9.2.1 Prévisions à partir des données climatiques

9.2.1.1 Relations avec les crues et les pluies

Etant donné l'importance des zones côtières dans le cycle vital des crevettes et le rôle important que semblent jouer les gradients côte-large dans les processus de migration au cours du développement, l'influence des apports continentaux a été étudiée en premier lieu. Les résultats sont contradictoires car les relations mises en évidence sont soit positives soit négatives suivant les cas.

Aux U.S.A. dès 1953, Hildebrant et Gunter (1953), puis Gunter et Hildebrant (1954) montrent qu'il existe pour Penaeus setiferus, au Texas, une bonne relation entre les captures totales et les pluies des deux années précédentes (r = 0,66) ou les pluies de l'année en cours et des deux précédentes (r = 0,70). La relation est significative au niveau 1 pour cent et les prises importantes sont liées aux fortes pluies.

Les auteurs ont envisagé une relation de cause à effet par l'intermédiaire de la dessalure, le temps de latence observé pouvant correspondre au temps de latence entre les pluies et leur répercussion sur la dessalure puis sur la production.

Quelques années plus tard, Gunter et Edwards (1969) confirment ces résultats à l'aide de données plus nombreuses (1927–64) sur la même espèce et dans la même région. Analysant en revanche les données disponibles en Louisiane pour la même espèce, ils ne peuvent mettre en évidence de relation entre les captures annuelles et les déversements du Mississipi. Ils en concluent logiquement que la dessalure doit être, là, toujours supérieure au minimum nécessaire.

Le même type d'analyse appliqué par les auteurs à P. aztecus au Texas et en Louisiane ne donne pas de relation significative et suggère même qu'avec plus de données la relation serait négative, résultat estimé normal pour une espèce que l'on admet adaptée à une zone où les apports en eau douce sont faibles et la salinité élevée.
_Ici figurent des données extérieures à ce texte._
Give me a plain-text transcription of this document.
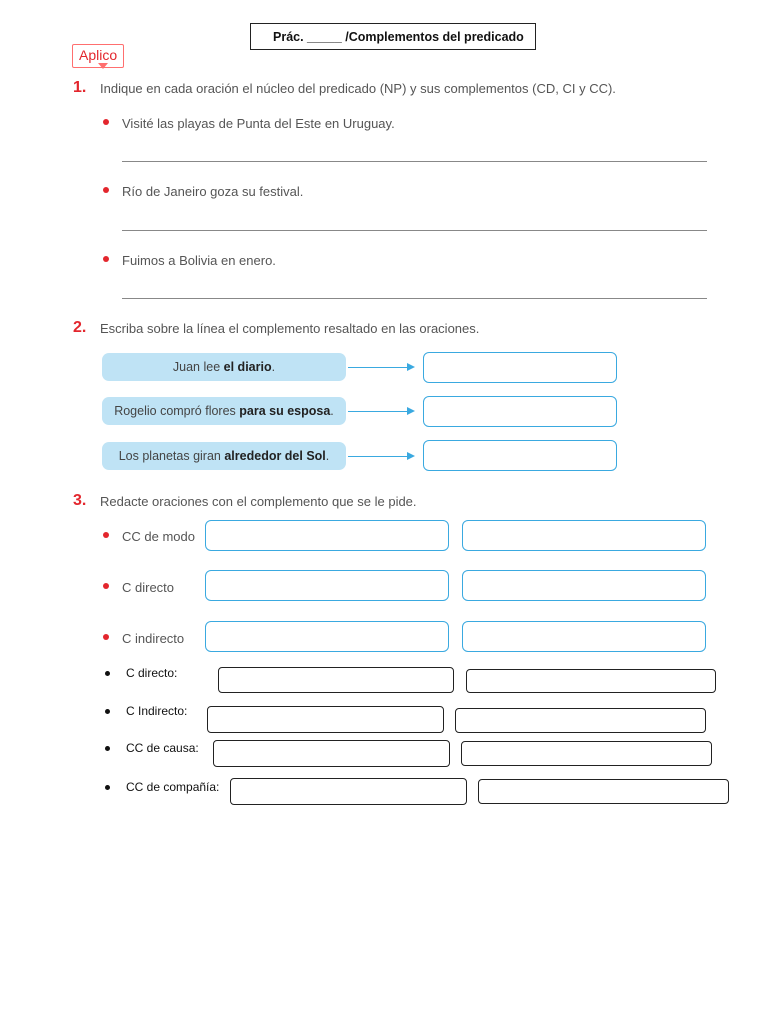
Prác. _____ /Complementos del predicado
Aplico
1. Indique en cada oración el núcleo del predicado (NP) y sus complementos (CD, CI y CC).
Visité las playas de Punta del Este en Uruguay.
Río de Janeiro goza su festival.
Fuimos a Bolivia en enero.
2. Escriba sobre la línea el complemento resaltado en las oraciones.
Juan lee
el diario .
Rogelio compró flores
para su esposa .
Los planetas giran
alrededor del Sol .
3. Redacte oraciones con el complemento que se le pide.
CC de modo
C directo
C indirecto
C directo:
C Indirecto:
CC de causa:
CC de compañía:
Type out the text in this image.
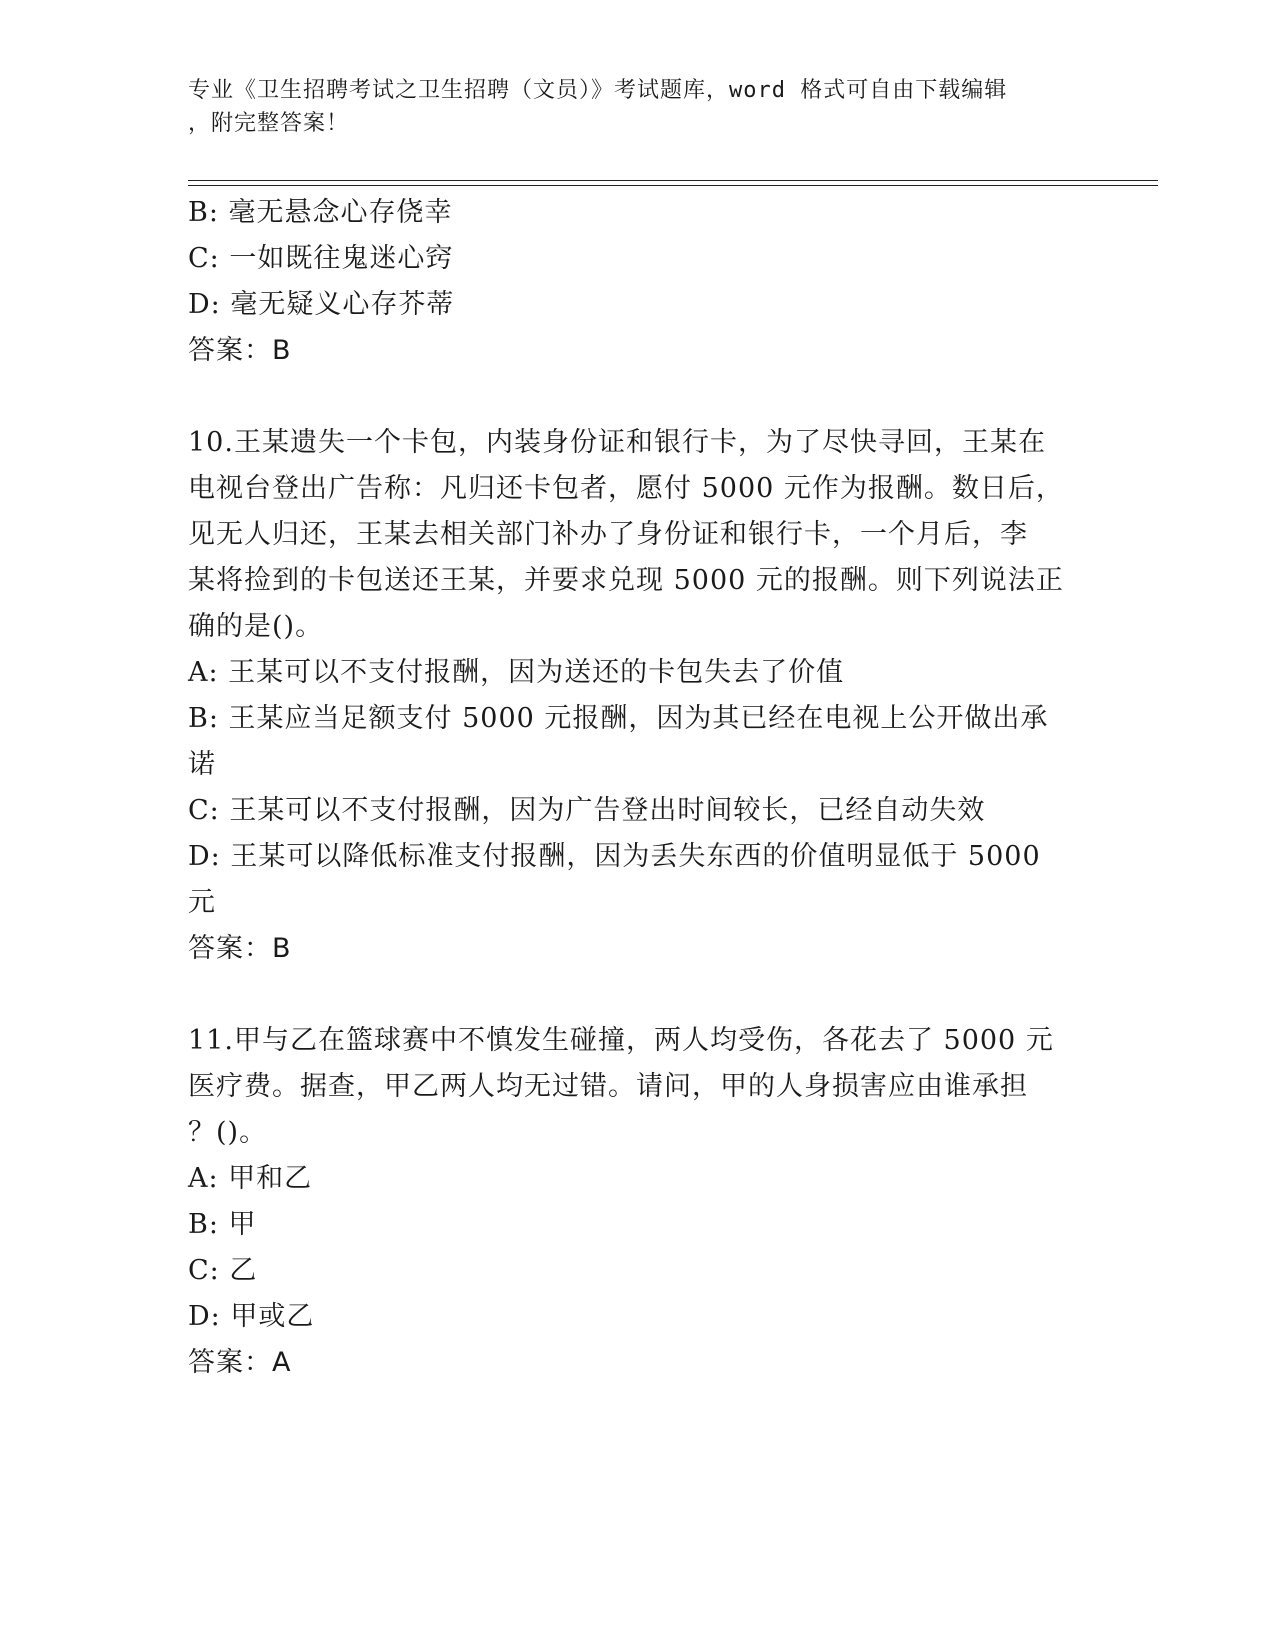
专业《卫生招聘考试之卫生招聘（文员）》考试题库，word 格式可自由下载编辑
，附完整答案！
B: 毫无悬念心存侥幸
C: 一如既往鬼迷心窍
D: 毫无疑义心存芥蒂
答案：B
10.王某遗失一个卡包，内装身份证和银行卡，为了尽快寻回，王某在
电视台登出广告称：凡归还卡包者，愿付 5000 元作为报酬。数日后，
见无人归还，王某去相关部门补办了身份证和银行卡，一个月后，李
某将捡到的卡包送还王某，并要求兑现 5000 元的报酬。则下列说法正
确的是()。
A: 王某可以不支付报酬，因为送还的卡包失去了价值
B: 王某应当足额支付 5000 元报酬，因为其已经在电视上公开做出承
诺
C: 王某可以不支付报酬，因为广告登出时间较长，已经自动失效
D: 王某可以降低标准支付报酬，因为丢失东西的价值明显低于 5000
元
答案：B
11.甲与乙在篮球赛中不慎发生碰撞，两人均受伤，各花去了 5000 元
医疗费。据查，甲乙两人均无过错。请问，甲的人身损害应由谁承担
？()。
A: 甲和乙
B: 甲
C: 乙
D: 甲或乙
答案：A
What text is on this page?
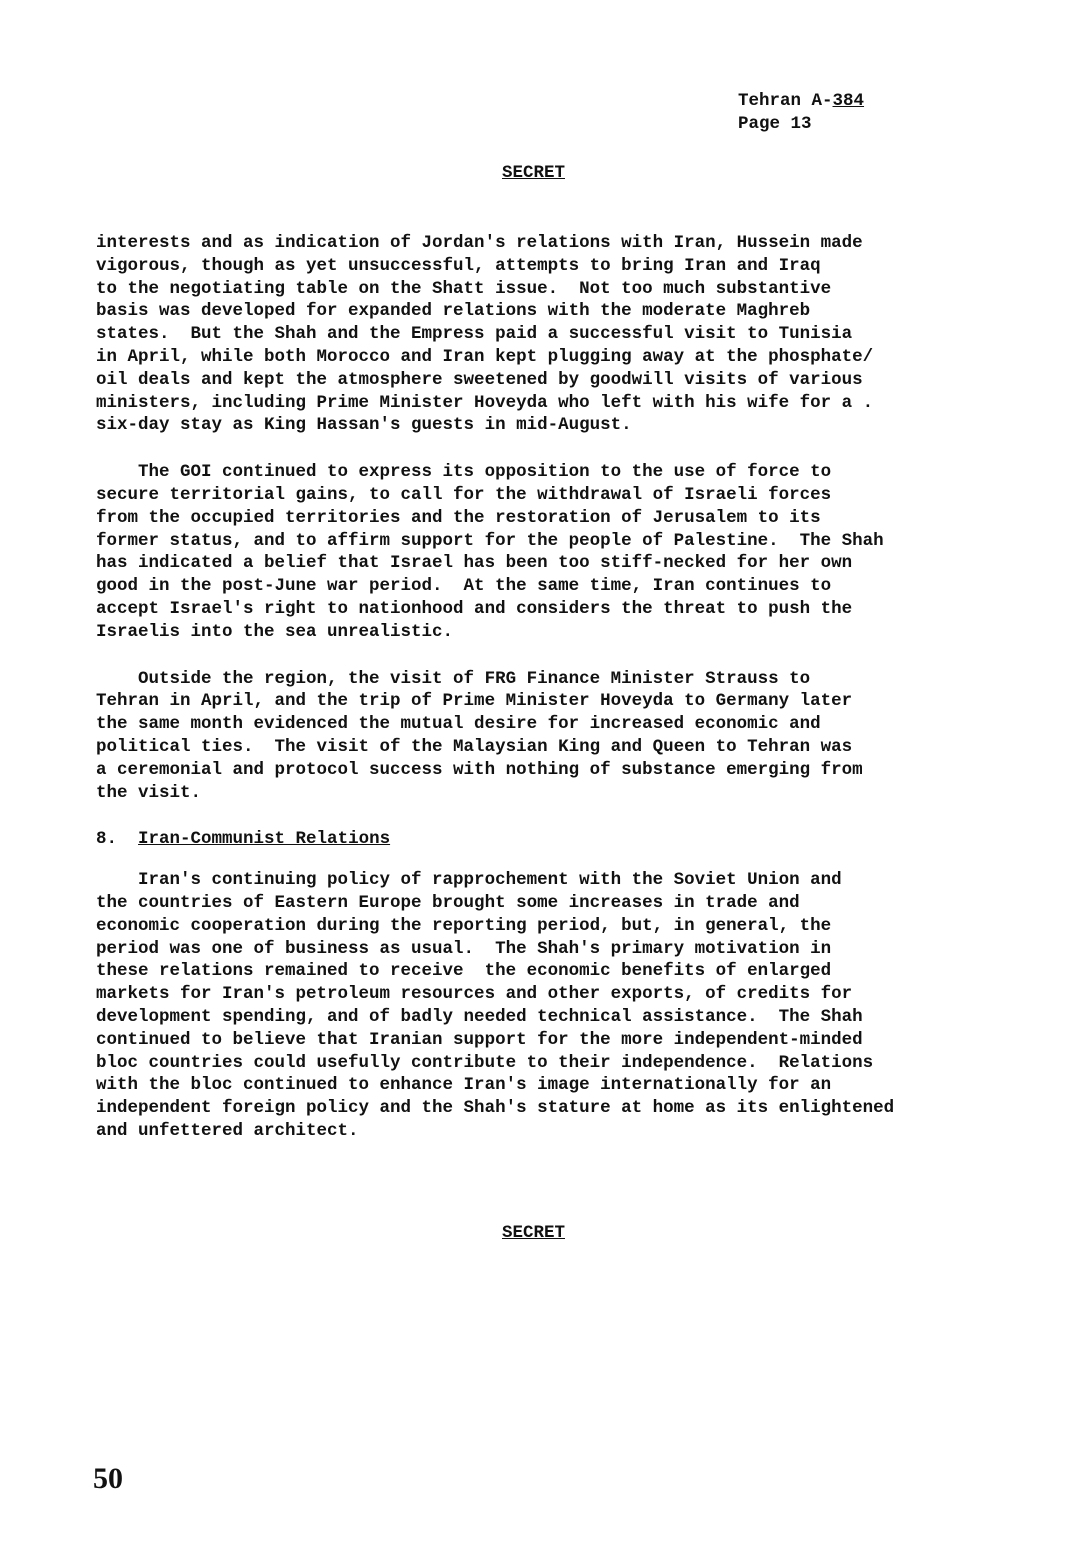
Tehran A-384
Page 13
SECRET
interests and as indication of Jordan's relations with Iran, Hussein made
vigorous, though as yet unsuccessful, attempts to bring Iran and Iraq
to the negotiating table on the Shatt issue.  Not too much substantive
basis was developed for expanded relations with the moderate Maghreb
states.  But the Shah and the Empress paid a successful visit to Tunisia
in April, while both Morocco and Iran kept plugging away at the phosphate/
oil deals and kept the atmosphere sweetened by goodwill visits of various
ministers, including Prime Minister Hoveyda who left with his wife for a .
six-day stay as King Hassan's guests in mid-August.
The GOI continued to express its opposition to the use of force to
secure territorial gains, to call for the withdrawal of Israeli forces
from the occupied territories and the restoration of Jerusalem to its
former status, and to affirm support for the people of Palestine.  The Shah
has indicated a belief that Israel has been too stiff-necked for her own
good in the post-June war period.  At the same time, Iran continues to
accept Israel's right to nationhood and considers the threat to push the
Israelis into the sea unrealistic.
Outside the region, the visit of FRG Finance Minister Strauss to
Tehran in April, and the trip of Prime Minister Hoveyda to Germany later
the same month evidenced the mutual desire for increased economic and
political ties.  The visit of the Malaysian King and Queen to Tehran was
a ceremonial and protocol success with nothing of substance emerging from
the visit.
8. Iran-Communist Relations
Iran's continuing policy of rapprochement with the Soviet Union and
the countries of Eastern Europe brought some increases in trade and
economic cooperation during the reporting period, but, in general, the
period was one of business as usual.  The Shah's primary motivation in
these relations remained to receive  the economic benefits of enlarged
markets for Iran's petroleum resources and other exports, of credits for
development spending, and of badly needed technical assistance.  The Shah
continued to believe that Iranian support for the more independent-minded
bloc countries could usefully contribute to their independence.  Relations
with the bloc continued to enhance Iran's image internationally for an
independent foreign policy and the Shah's stature at home as its enlightened
and unfettered architect.
SECRET
50
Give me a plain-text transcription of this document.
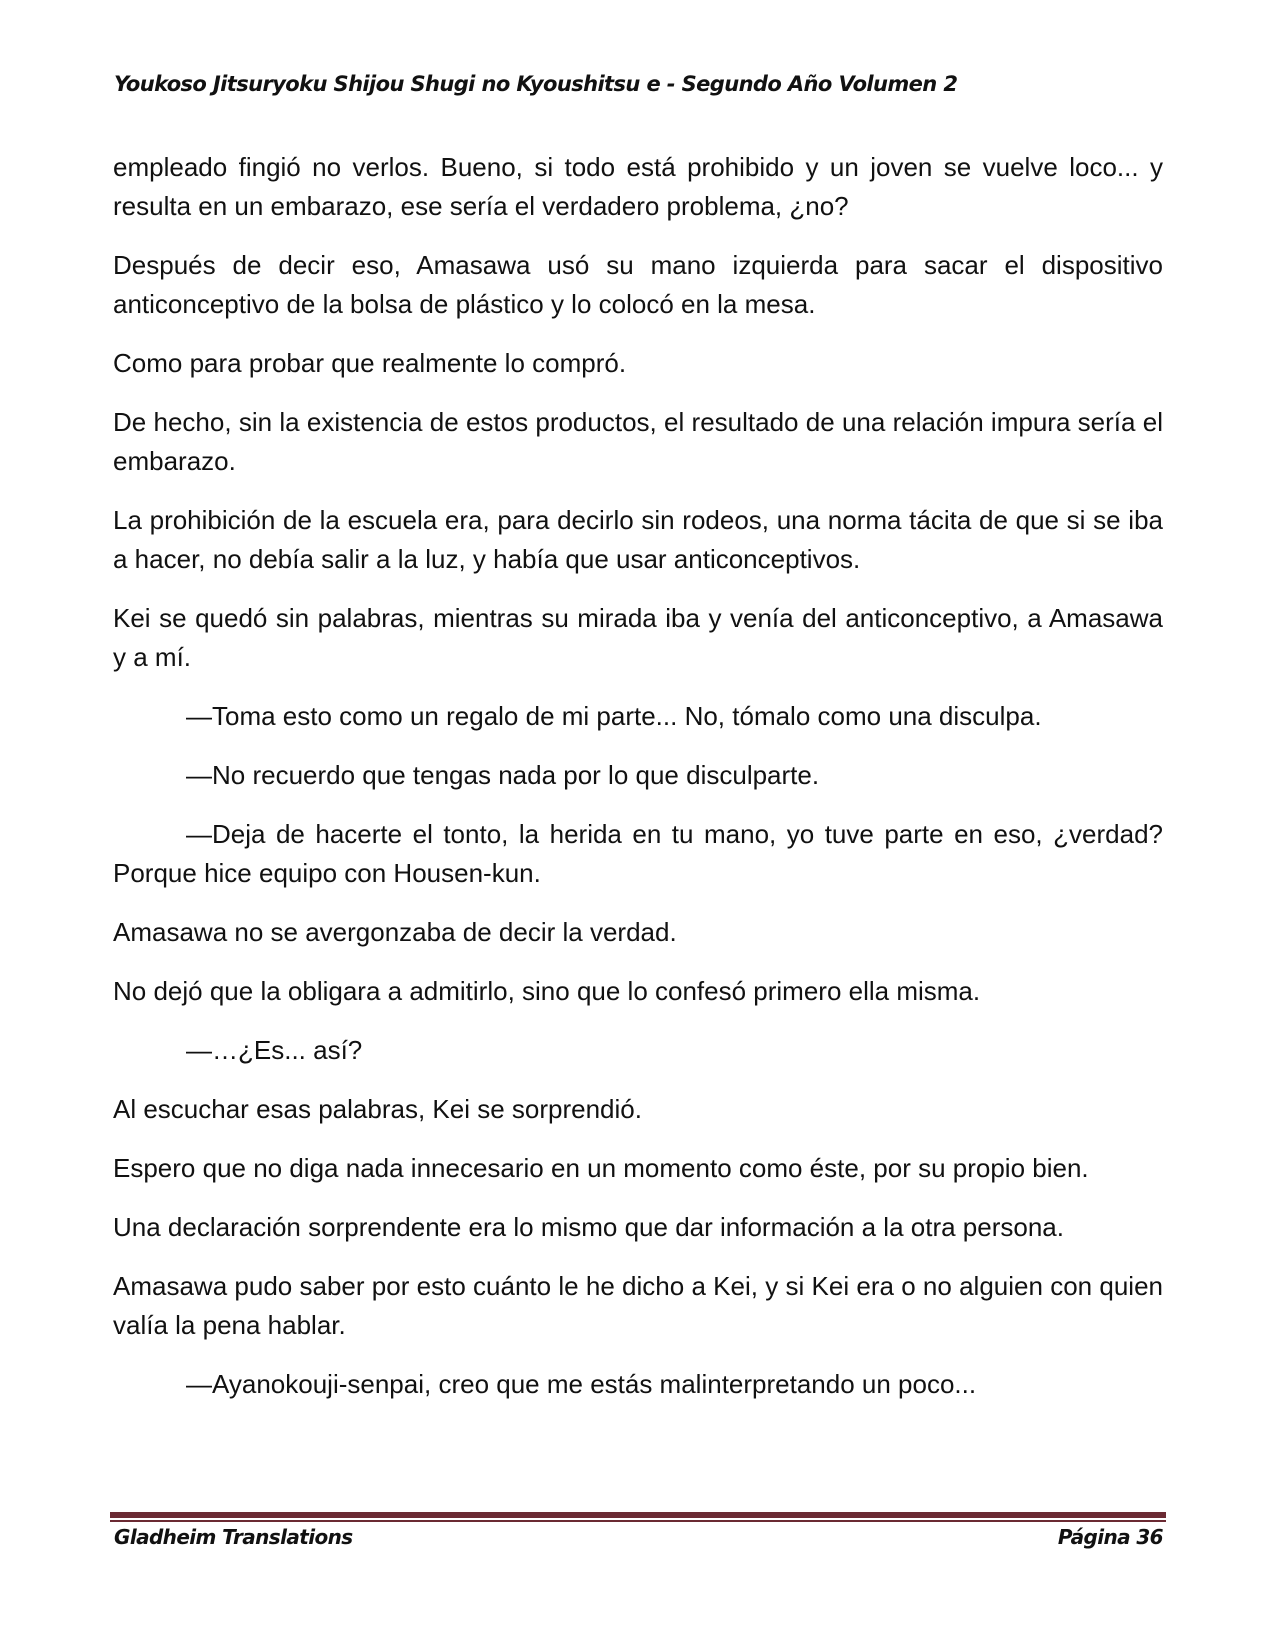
Youkoso Jitsuryoku Shijou Shugi no Kyoushitsu e - Segundo Año Volumen 2

empleado fingió no verlos. Bueno, si todo está prohibido y un joven se vuelve loco... y resulta en un embarazo, ese sería el verdadero problema, ¿no?

Después de decir eso, Amasawa usó su mano izquierda para sacar el dispositivo anticonceptivo de la bolsa de plástico y lo colocó en la mesa.

Como para probar que realmente lo compró.

De hecho, sin la existencia de estos productos, el resultado de una relación impura sería el embarazo.

La prohibición de la escuela era, para decirlo sin rodeos, una norma tácita de que si se iba a hacer, no debía salir a la luz, y había que usar anticonceptivos.

Kei se quedó sin palabras, mientras su mirada iba y venía del anticonceptivo, a Amasawa y a mí.

—Toma esto como un regalo de mi parte... No, tómalo como una disculpa.

—No recuerdo que tengas nada por lo que disculparte.

—Deja de hacerte el tonto, la herida en tu mano, yo tuve parte en eso, ¿verdad? Porque hice equipo con Housen-kun.

Amasawa no se avergonzaba de decir la verdad.

No dejó que la obligara a admitirlo, sino que lo confesó primero ella misma.

—…¿Es... así?

Al escuchar esas palabras, Kei se sorprendió.

Espero que no diga nada innecesario en un momento como éste, por su propio bien.

Una declaración sorprendente era lo mismo que dar información a la otra persona.

Amasawa pudo saber por esto cuánto le he dicho a Kei, y si Kei era o no alguien con quien valía la pena hablar.

—Ayanokouji-senpai, creo que me estás malinterpretando un poco...

Gladheim Translations	Página 36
Ce problème a été de nouveau abordé plus récemment par Barret et Gillespie (1973, 1975) qui indiquent qu'il existe en fait une corrélation négative, en Louisiane, entre la décharge fluviale et les captures si l'on considère la décharge de printemps (pour P. aztecus) et cette d'été (pour P. setiferus)1.

Selon ces deux auteurs, des décharges excessives, dans cette région où elles sont déjà importantes limiteraient les nurseries disponibles, limitant ainsi la production. Ceci serait confirmé, d'après les auteurs, par le fait que la production de P. aztecus dans les estuaires de Louisiane est d'autant meilleure que la salinité est élevée au printemps.

Les apports d'eau douce apparaissent donc favorables à la production au Texas et défavorables en Louisiane et ce pour la même espèce, indiquant que la relation positive entre la dessalure et la production de P. setiferus ne serait pas une fonction continue mais qu'elle présente un seuil au-delà duquel elle s'inverse.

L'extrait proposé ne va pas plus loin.